By Justin Korelc, published on November 28, 2006
Source: Tom's Guide US | Keywords: , , , ,

11. Working With Windows Vista's SDCLT Backup Software

Windows Vista users are treated to a backup utility that is similar to, but also different in some places, than NTBackup. The utility delivers a subset of NTBackup functionality plus a few new options. It's available at the time of this writing for both Vista release candidate versions. Instead of ntbackup.exe, Windows Vista uses an oddly-named utility, sdclt.exe, for backup status and configuration purposes as shown in the next screenshot. The first time it is run sdclt.exe prompts you to enter your own configuration settings. As with XT's NTBackup, when Volume Shadow Copy is enabled sdclt.exe makes a shadow copy (real-time archive) of your data, whether it is in use or not.

Click the image to see a larger version.

Unfortunately, Windows Vista's backup utility (as of this writing) lacks the crucial functionality that lets you pick and choose which files you want backed up.
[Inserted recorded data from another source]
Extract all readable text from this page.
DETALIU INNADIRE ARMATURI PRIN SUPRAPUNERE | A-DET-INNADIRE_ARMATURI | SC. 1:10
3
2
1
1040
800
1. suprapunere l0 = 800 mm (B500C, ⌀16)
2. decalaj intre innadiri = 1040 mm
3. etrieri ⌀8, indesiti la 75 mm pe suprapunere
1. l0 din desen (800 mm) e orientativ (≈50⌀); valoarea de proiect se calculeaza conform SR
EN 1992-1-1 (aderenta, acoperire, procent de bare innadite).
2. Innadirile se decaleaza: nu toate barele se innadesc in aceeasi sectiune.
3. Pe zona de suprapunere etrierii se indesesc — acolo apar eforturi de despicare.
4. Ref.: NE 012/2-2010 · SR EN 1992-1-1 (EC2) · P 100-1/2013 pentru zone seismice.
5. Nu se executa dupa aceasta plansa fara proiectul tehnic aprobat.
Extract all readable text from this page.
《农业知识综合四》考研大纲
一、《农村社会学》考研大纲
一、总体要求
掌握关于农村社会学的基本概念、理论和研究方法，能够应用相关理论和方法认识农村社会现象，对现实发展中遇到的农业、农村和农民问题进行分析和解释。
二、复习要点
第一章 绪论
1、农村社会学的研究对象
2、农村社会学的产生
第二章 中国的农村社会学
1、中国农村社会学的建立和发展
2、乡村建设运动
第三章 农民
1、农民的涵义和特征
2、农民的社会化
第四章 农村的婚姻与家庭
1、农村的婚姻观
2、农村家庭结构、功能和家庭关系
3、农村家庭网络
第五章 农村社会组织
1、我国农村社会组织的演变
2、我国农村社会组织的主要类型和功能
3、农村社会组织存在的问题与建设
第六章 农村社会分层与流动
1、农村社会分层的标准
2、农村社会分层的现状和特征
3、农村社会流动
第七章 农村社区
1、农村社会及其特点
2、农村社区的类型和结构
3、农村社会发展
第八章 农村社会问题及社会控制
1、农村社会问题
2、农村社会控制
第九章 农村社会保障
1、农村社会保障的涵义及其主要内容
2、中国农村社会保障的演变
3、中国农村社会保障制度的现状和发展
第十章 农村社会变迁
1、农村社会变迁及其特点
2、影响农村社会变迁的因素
For whatever reasons, this functionality is present in Windows XP's ntbackup.exe but absent in Windows Vista's sdclt.exe.

If you have a network at home or in the office, there is a configuration option to use a network resource - a disk drive on another computer or network attached storage - within your given workgroup (the name given to a group of windows computers, like MSHOME or WORKGROUP).

Even though two separate USB flash drives were available on our test system none showed up in the drop-down list provided by Vista's backup utility. The list only gave two choices: the primary drive and the DVD drive. You do have the option of storing backup data to external USB hard drives, however. USB flash drive backups would be a particularly nice feature for mobile users. If the absent tape backup option is permanent, it probably will go mostly unnoticed and is unlikely to cause too much heartburn.

Vista's backup utility does offer one direct advantage over XP's NTBackup: it can burn directly to CD or DVD media without invoking a third-party application. There's no need to involve a third-party CD or DVD image burning application such as Nero Burning ROM with Vista. For this newest member of the Windows family, you can just backup and burn in a single step.